このように火災時のみ消火装置が露出するようにしたものにおいては、放水ノズルによる消火可能範囲を極力広げるために、この放水ノズルの回転中心になる旋回軸を、筐体の開口部と略同一平面上に配置するのが一般的であった。
しかしながら、放水ノズルの旋回軸を筐体の開口部と略同一平面上に配置した場合には、筐体における旋回軸の前面を覆う部分が他の部分よりも膨らむため、この部分が壁面よりも出っ張ってしまい、このことが美観の点から好ましくないという問題があった。
特許文献1の実施の形態を参照すると、第1の駆動手段としてはモータが例示されており、また、第2の駆動手段としては、モータ及び歯車等から構成される被駆動機構と第1の旋回軸と第2の旋回軸を連結する給水配管を兼ねた管体とから構成されるものが例示されている。
このように特許文献1のものは2軸構造にしたものの、この2軸をそれぞれ別の駆動装置で駆動するようにしているために種々の問題点を有している。
また、火災時には、旋回アーム管を旋回させて放水管を筐体開口部から突出させる動作をさせると同時に放水管を旋回アーム管の旋回方向とは逆方向に旋回させることができ、消火装置全体を壁面内の小さなスペースに収納しつつ、必要な範囲を全範囲に亘って走査できる。
さらに、駆動装置が単一であることから、装置全体の構造がシンプルであり、放水管側に駆動装置を搭載する必要がないことから、放水管側の重量を軽減でき、放水管の位置制御も容易である。
図1は本発明の一実施の形態に係る消火装置1の要部の説明図である。

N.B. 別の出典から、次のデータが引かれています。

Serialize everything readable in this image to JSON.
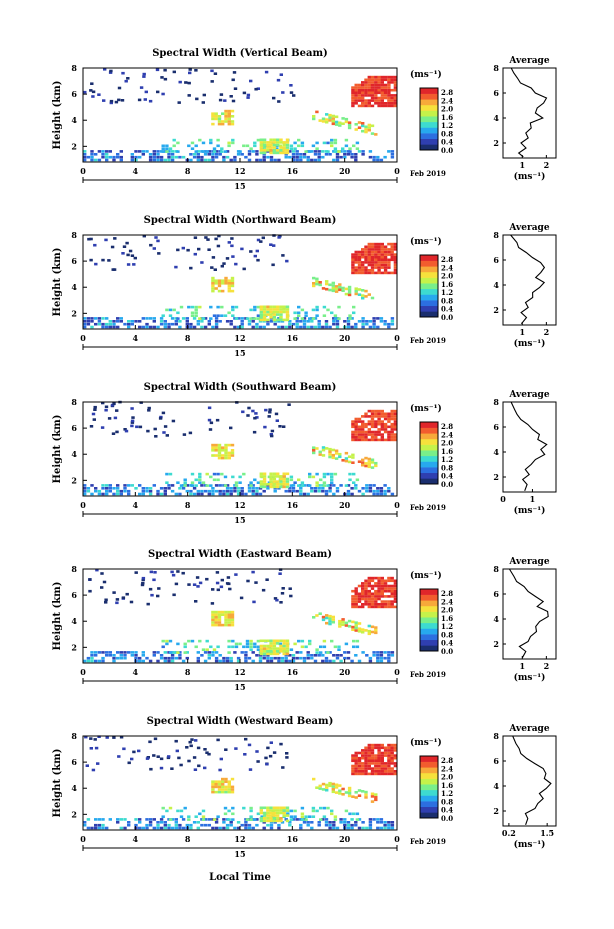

図1に示すように、本実施の形態の消火装置1は、図示しない筐体内に設置される給水管3と、給水管3に回転可能に設置された第1短管5と、第1短管5の上端に第1短管5と一体的に設けられた従動歯車7と、一端側が第1短管5の側面に連結されて第1短管5の回転に伴って旋回すると共に消火水の流路となる旋回アーム管9と、旋回アーム管9の他端側に第1短管5と平行になるように取り付けられた第2短管11と、第2短管11に回転可能に設置された放水管13と、放水管13に固定された従動スプロケット15と、放水管13の先端に設けられた放水ノズル17と、放水管13に設置された火源センサ19とを備えている。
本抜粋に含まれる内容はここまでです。